Human Interface explores how various platforms of mass production, consumption and global connectivity – such as digital feeds, social media, Google, Wikipedia, etc. – assimilate visual information, impact how iconography manifests and shape art historical and cultural canon. Using digital and wireless platforms, as well as analog printing and traditional casting techniques as a point of departure, each of the artists’ creative processes explore the development of artistic practices and visual vernacular in the post-information age.

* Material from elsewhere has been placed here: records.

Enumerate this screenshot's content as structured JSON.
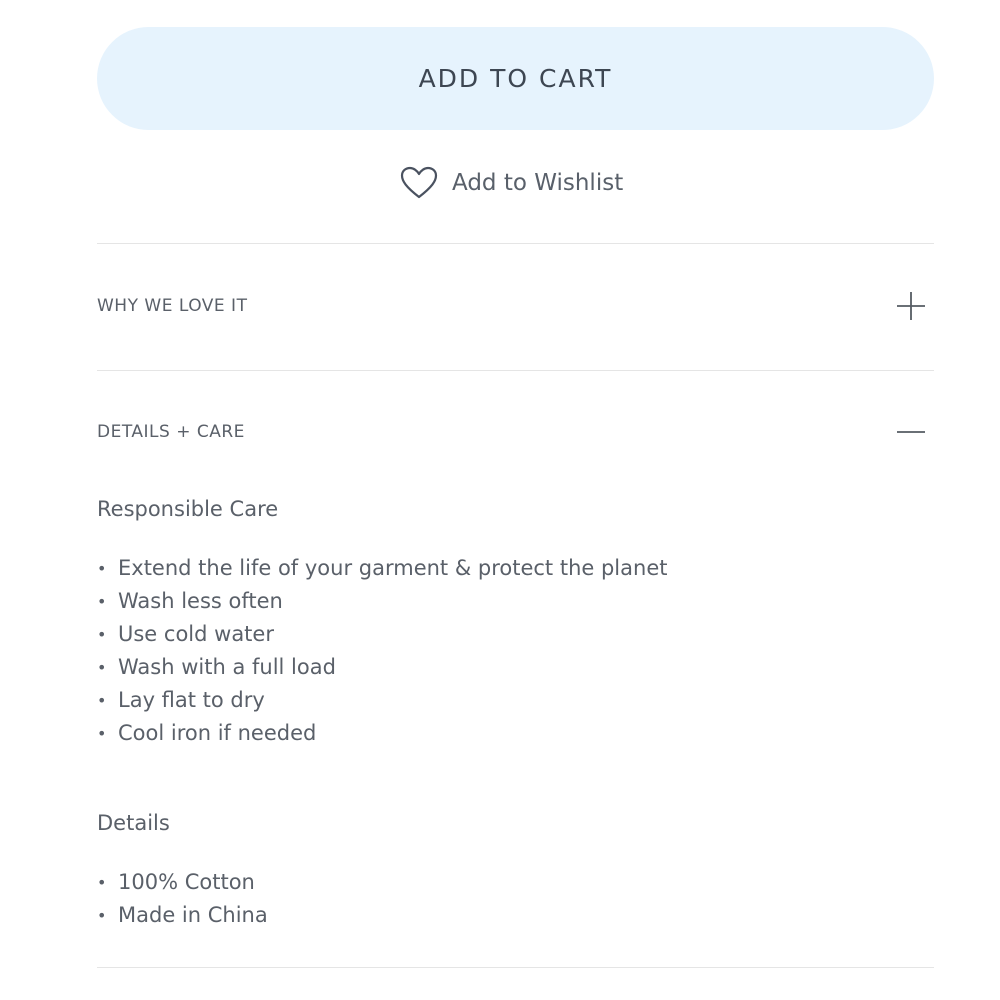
{
  "cart_button": {
    "label": "ADD TO CART",
    "background": "#e6f3fd"
  },
  "wishlist": {
    "label": "Add to Wishlist",
    "icon": "heart-outline-icon"
  },
  "accordions": [
    {
      "title": "WHY WE LOVE IT",
      "state": "collapsed",
      "icon": "plus-icon"
    },
    {
      "title": "DETAILS + CARE",
      "state": "expanded",
      "icon": "minus-icon"
    }
  ],
  "details_care": {
    "care_title": "Responsible Care",
    "care_items": [
      "Extend the life of your garment & protect the planet",
      "Wash less often",
      "Use cold water",
      "Wash with a full load",
      "Lay flat to dry",
      "Cool iron if needed"
    ],
    "details_title": "Details",
    "details_items": [
      "100% Cotton",
      "Made in China"
    ]
  }
}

We exist in a world of global connectivity where a person can explore a destination 3,000 miles away on Google Street View; engage in real-time dialogue across time zones; as well as access the cultural customs of an unfamiliar country. All these encounters occur across various technological pathways in which the generational advancement – digital simulacra – has moved at an increasingly rapid pace. This has a compounding impact on the freeing of information and people’s ability to obtain, consume, and assimilate knowledge.
Our social sense of interconnectedness directly correlates with our increasingly rapid ability to communicate. The oscillation of people and ideas is moving faster than ever, thus our expressions are exchanged in an increasingly representational manner. We paraphrase, use symbols in place of phrases, and employ apparatus that engender superficial gleaning of the content we share.
Given this increased accessibility for a global population, information highways are becoming overcrowded instigating the next phase in wireless technology: Optical Wireless Communications, which will allow the global population to access and share information more efficiently. What impact will this have on the pace of information exchange? How will these new channels for funneling information shape our visual vernacular?